Ia menambahkan bahwa masih ada utang-utang lainnya yang belum terhitung, seperti utang pemerintah untuk membayar pensiun dan utang kepada Badan Usaha Milik Negara (BUMN) yang belum dilunasi.


“Utang-utang lain masih ada, misalnya utang pemerintah untuk bayar pensiun, utang ke BUMN yang belum dibayar, kalau dijumlah itu sudah 45 persen dari PDB (Produk Domestik Bruto),” ujar Faisal Basri ditemui di Jakarta, Jumat, 26 Juli 2024.


Menjelang Akhir Periode


Menjelang akhir masa jabatan Presiden Jokowi, utang negara dan beban pembayaran bunga utang menjadi isu utama. 


Pada rapat kerja Komisi XI DPR pada Juni 2024, Menteri Keuangan Sri Mulyani mengungkapkan bahwa utang jatuh tempo pada 2025 akan mencapai Rp 800,33 triliun, yang terdiri dari surat berharga negara (SBN) sebesar Rp 705,5 triliun dan pinjaman sebesar Rp 94,83 triliun.


Dalam APBN 2024, beban pembayaran bunga utang mencapai Rp 497,3 triliun, setara dengan 14,9 persen dari total pendapatan negara. Rasio pembayaran bunga utang terhadap pendapatan pajak mencapai 21,54 persen.

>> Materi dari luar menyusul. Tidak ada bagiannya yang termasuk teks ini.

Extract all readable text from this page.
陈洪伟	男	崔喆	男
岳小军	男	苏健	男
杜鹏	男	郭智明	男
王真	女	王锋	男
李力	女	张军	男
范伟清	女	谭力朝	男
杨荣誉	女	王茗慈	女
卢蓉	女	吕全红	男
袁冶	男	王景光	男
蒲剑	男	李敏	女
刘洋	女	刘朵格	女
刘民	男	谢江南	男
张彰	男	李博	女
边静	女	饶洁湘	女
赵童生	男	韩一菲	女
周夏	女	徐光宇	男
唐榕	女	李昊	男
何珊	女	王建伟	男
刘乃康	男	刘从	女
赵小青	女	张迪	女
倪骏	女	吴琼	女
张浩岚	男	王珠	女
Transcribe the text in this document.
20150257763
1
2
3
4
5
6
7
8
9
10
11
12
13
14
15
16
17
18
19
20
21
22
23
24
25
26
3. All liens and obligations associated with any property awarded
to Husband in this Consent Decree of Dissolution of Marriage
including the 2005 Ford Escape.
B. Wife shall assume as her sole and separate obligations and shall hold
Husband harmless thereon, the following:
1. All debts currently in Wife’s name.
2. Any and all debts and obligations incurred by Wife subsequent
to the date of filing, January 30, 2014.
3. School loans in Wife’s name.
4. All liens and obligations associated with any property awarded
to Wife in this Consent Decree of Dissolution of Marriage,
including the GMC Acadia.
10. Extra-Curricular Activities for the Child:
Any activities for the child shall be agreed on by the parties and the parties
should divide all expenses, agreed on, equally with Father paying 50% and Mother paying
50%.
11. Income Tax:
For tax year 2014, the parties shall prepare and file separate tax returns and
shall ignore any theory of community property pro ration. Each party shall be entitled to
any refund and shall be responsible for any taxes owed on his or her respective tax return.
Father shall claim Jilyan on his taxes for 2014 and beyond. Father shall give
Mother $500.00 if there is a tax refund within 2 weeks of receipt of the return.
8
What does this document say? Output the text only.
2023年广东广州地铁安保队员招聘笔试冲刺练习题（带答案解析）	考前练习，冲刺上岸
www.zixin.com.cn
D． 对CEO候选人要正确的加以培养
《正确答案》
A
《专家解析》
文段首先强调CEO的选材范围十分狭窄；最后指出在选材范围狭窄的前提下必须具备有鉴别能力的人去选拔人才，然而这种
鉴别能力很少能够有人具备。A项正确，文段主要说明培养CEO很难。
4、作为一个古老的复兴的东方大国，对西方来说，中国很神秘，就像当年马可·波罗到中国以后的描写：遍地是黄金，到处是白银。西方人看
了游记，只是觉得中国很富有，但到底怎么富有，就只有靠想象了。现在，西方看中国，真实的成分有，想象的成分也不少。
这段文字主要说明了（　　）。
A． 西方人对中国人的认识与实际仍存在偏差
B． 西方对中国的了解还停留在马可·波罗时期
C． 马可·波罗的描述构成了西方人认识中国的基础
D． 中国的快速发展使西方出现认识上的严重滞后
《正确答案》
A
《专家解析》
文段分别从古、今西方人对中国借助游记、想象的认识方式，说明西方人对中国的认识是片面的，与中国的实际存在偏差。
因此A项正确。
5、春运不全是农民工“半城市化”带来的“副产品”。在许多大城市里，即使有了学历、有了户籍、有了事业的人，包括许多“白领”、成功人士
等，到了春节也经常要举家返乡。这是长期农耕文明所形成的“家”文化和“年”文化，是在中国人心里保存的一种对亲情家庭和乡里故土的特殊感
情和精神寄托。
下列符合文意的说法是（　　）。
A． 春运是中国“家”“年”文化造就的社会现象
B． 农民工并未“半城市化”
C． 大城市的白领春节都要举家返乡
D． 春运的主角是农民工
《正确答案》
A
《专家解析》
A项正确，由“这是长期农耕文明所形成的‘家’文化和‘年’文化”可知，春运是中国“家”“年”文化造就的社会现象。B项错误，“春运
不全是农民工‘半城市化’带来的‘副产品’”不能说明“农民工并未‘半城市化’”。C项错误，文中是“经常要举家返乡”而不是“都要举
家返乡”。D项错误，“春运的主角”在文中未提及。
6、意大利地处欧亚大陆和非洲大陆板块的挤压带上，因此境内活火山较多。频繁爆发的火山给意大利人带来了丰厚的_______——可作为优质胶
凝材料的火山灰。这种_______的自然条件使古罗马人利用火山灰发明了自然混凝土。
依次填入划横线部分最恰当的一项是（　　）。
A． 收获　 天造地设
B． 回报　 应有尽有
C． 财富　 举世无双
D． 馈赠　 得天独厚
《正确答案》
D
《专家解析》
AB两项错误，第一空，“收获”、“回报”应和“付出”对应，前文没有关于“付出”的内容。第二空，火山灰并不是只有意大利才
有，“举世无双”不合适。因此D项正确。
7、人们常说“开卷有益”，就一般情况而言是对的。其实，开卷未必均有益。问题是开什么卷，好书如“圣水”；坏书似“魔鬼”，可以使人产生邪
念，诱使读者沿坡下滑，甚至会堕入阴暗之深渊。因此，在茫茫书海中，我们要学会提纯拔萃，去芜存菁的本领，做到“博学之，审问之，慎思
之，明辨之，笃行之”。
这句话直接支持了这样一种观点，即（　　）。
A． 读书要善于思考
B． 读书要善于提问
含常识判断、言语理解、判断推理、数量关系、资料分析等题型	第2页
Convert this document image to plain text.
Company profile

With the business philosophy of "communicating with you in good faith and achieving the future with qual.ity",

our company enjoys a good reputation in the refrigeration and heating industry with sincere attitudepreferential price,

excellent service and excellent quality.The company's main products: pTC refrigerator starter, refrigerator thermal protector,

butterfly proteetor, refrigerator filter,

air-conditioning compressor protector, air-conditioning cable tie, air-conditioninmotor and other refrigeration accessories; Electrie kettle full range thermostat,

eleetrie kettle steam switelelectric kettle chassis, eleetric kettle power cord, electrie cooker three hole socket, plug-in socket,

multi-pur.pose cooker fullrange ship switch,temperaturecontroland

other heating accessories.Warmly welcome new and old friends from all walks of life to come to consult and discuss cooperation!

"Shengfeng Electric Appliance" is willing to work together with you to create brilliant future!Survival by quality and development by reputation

Peningkatan utang ini sebagian besar digunakan untuk belanja persenjataan dan proyek-proyek infrastruktur. 


Misalnya, belanja alat utama sistem persenjataan (alutsista) pada 2022 dan 2023 masing-masing mencapai Rp 150,4 triliun dan Rp 144,3 triliun.


Memang ada peningkatan signifikan dalam pembangunan infrastruktur, seperti jalan tol, moda raya terpadu (MRT), dan kereta cepat. 


Namun beberapa proyek mengalami kesulitan, seperti Bandar Udara Kertajati yang sepi penumpang dan kereta cepat Jakarta-Bandung yang memerlukan tambahan anggaran. 


Hal ini menunjukkan bahwa meskipun ada upaya besar dalam pembangunan infrastruktur, dampaknya terhadap pertumbuhan ekonomi tidak selalu sesuai harapan.


Tantangan besar akan dihadapi oleh presiden yang akan datang, Prabowo Subianto, dalam mengelola utang dan defisit APBN. 


Penarikan utang baru tidak hanya untuk membayar tagihan jatuh tempo, tetapi juga untuk menutup defisit anggaran dan pembiayaan non-utang.


“Perlu mitigasi, seberapa kuat (SBN) akan dibeli oleh investor domestik dan asing,” tutur Kepala Ekonom Bank Mandiri Andry Asmoro dalam diskusi di Gedung Tempo, Jakarta, Rabu, 17 Juli 2024.